The committee recommends South Australian schools face consequences for unnecessarily restraining students with disabilities.

It also calls for suspension or exclusion not be used to manage challenging behaviours, among over 90 recommendations.

Another suggestion was for schools to be audited to find out how well they accommodate children with disabilities, and give more compulsory special needs training to teachers.

Committee chair Kelly Vincent said some schools were clearly supportive of special needs students, but the system has failed others.

“Unfortunately I think, because of those attitudinal issues, where we don't expect the student with disability to achieve as much as a non-disabled student, we don't invest in them as much,” Ms Vincent said.

“And because of the lack of resourcing available, we're not currently meeting our very serious obligations to these students.”

In the course of its hearings and submissions, the committee heard parents felt excluded from the education system, while many schools struggled to meet the needs of students with disabilities.

“I think there's a consensus the existing legislative framework we have to protect the rights of students with disabilities is sufficient,” Ms Vincent said.

“It's just not being carried out, so there's a need for more awareness of parents, students and school staff alike.”

The committee said the negotiated education plans for students with special needs should be more regularly reviewed, and electronically stored for when children move between schools.

“We want to see big changes in negotiated educated plans where students with disabilities have their additional supports that they require assessed and laid out,” she said.

“Also we want to see the student itself having input in that plan.”

The Australian Education Union’s submission said about half the state's teachers felt unprepared to support special needs students.

The committee called for compulsory special education training for teachers while they are studying, and a requirement for all teachers working in special schools to have a degree in special education.

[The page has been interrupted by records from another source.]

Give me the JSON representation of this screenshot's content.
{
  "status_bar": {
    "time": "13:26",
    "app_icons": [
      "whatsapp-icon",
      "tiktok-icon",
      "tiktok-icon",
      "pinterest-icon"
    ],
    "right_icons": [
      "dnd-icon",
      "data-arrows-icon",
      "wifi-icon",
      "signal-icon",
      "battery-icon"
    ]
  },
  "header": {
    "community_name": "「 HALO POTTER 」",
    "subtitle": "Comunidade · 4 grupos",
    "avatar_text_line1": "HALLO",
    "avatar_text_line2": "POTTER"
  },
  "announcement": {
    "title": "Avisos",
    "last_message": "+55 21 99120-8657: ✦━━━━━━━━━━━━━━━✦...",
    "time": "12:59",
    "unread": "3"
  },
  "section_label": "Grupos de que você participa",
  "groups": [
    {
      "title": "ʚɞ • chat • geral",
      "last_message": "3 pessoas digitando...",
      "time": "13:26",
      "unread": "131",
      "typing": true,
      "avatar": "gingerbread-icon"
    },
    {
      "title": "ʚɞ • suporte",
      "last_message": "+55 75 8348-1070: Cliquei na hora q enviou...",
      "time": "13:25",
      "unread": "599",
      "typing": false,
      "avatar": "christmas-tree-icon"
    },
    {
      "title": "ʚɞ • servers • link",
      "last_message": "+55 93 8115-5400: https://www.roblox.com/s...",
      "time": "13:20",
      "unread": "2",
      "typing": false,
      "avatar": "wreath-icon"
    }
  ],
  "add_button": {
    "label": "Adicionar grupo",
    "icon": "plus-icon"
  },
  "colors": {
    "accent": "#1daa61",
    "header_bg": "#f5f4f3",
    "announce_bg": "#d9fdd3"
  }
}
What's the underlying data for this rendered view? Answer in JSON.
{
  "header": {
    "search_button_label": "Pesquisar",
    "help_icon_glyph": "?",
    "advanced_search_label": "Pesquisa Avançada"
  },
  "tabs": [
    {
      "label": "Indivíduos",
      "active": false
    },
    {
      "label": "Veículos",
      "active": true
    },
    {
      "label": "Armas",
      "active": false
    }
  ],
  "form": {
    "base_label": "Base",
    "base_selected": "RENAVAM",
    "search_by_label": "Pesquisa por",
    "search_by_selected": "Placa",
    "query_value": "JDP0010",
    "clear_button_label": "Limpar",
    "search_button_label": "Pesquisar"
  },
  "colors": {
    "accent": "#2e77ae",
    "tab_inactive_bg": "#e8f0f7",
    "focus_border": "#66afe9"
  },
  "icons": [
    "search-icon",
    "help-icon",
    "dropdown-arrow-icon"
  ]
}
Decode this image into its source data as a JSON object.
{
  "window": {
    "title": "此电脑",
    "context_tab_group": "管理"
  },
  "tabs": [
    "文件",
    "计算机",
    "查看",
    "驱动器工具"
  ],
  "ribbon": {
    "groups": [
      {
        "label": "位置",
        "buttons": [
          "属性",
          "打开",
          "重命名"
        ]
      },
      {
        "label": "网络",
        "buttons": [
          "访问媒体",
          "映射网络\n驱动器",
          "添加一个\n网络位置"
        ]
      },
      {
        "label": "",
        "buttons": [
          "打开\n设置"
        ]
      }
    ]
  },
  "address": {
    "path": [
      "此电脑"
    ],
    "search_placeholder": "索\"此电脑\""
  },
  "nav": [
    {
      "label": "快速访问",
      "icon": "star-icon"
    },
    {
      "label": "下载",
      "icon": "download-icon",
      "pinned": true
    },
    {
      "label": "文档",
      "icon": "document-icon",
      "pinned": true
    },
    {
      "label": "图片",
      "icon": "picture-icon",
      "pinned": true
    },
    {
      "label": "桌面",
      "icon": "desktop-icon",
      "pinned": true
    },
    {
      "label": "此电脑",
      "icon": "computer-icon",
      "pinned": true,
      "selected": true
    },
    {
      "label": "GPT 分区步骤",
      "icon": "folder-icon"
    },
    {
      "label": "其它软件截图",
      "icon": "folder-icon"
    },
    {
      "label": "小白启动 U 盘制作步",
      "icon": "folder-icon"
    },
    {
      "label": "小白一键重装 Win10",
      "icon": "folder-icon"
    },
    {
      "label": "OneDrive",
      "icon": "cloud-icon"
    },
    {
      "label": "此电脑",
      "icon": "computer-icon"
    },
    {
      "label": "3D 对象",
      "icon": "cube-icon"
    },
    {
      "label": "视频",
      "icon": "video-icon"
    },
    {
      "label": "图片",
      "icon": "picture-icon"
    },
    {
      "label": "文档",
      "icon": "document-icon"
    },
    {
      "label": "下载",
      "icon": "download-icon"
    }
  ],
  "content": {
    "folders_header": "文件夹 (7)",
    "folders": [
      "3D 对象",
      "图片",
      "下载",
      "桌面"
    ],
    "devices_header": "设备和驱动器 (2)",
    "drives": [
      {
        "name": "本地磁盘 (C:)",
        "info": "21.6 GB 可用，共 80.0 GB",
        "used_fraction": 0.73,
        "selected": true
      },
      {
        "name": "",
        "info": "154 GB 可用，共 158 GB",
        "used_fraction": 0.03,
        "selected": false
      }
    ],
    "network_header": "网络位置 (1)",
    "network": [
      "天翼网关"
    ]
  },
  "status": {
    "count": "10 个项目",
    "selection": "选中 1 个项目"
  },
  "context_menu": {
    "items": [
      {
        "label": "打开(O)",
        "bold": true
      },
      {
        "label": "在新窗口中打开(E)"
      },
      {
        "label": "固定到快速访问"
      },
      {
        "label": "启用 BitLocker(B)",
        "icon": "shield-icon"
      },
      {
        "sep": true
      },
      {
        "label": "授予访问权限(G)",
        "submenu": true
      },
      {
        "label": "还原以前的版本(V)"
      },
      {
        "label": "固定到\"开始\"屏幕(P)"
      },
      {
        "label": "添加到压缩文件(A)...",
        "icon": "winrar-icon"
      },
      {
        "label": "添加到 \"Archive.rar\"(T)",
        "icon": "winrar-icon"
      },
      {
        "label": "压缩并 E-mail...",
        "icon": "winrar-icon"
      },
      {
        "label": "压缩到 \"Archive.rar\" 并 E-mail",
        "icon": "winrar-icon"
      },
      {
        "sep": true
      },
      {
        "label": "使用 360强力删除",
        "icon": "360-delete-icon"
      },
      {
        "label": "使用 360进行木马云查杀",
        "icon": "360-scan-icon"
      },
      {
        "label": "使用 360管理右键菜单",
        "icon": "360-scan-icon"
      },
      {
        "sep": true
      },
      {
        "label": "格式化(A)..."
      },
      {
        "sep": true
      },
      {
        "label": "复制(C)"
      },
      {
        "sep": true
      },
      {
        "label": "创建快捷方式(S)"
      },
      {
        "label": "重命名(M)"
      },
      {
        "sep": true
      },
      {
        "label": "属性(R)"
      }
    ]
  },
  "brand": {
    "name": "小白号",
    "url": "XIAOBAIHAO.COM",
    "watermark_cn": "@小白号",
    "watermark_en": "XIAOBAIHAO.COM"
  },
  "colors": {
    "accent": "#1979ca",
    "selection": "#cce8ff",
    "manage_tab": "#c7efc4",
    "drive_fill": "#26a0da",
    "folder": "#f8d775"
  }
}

“This report has always been about finding the best way forward for students and that will create the best way forward for teachers,” she said.

“Because the more respected and supported a student feels, the more likely it is that the environment will be easier to work in for teachers as well.”

The committee also said the lack of specialist staff in rural and regional areas should be addressed.

Education Minister Susan Close says she will consider all of the recommendations.

“We'll make sure we go through the report and see where errors have been identified for further work,” she said.

“We need to look at the reality of what it's like with for a child with a disability in our school system and not shirk away from criticism that people have.

“I'll be reading it [the report] with great interest and seeking advice from the department about how we can improve.”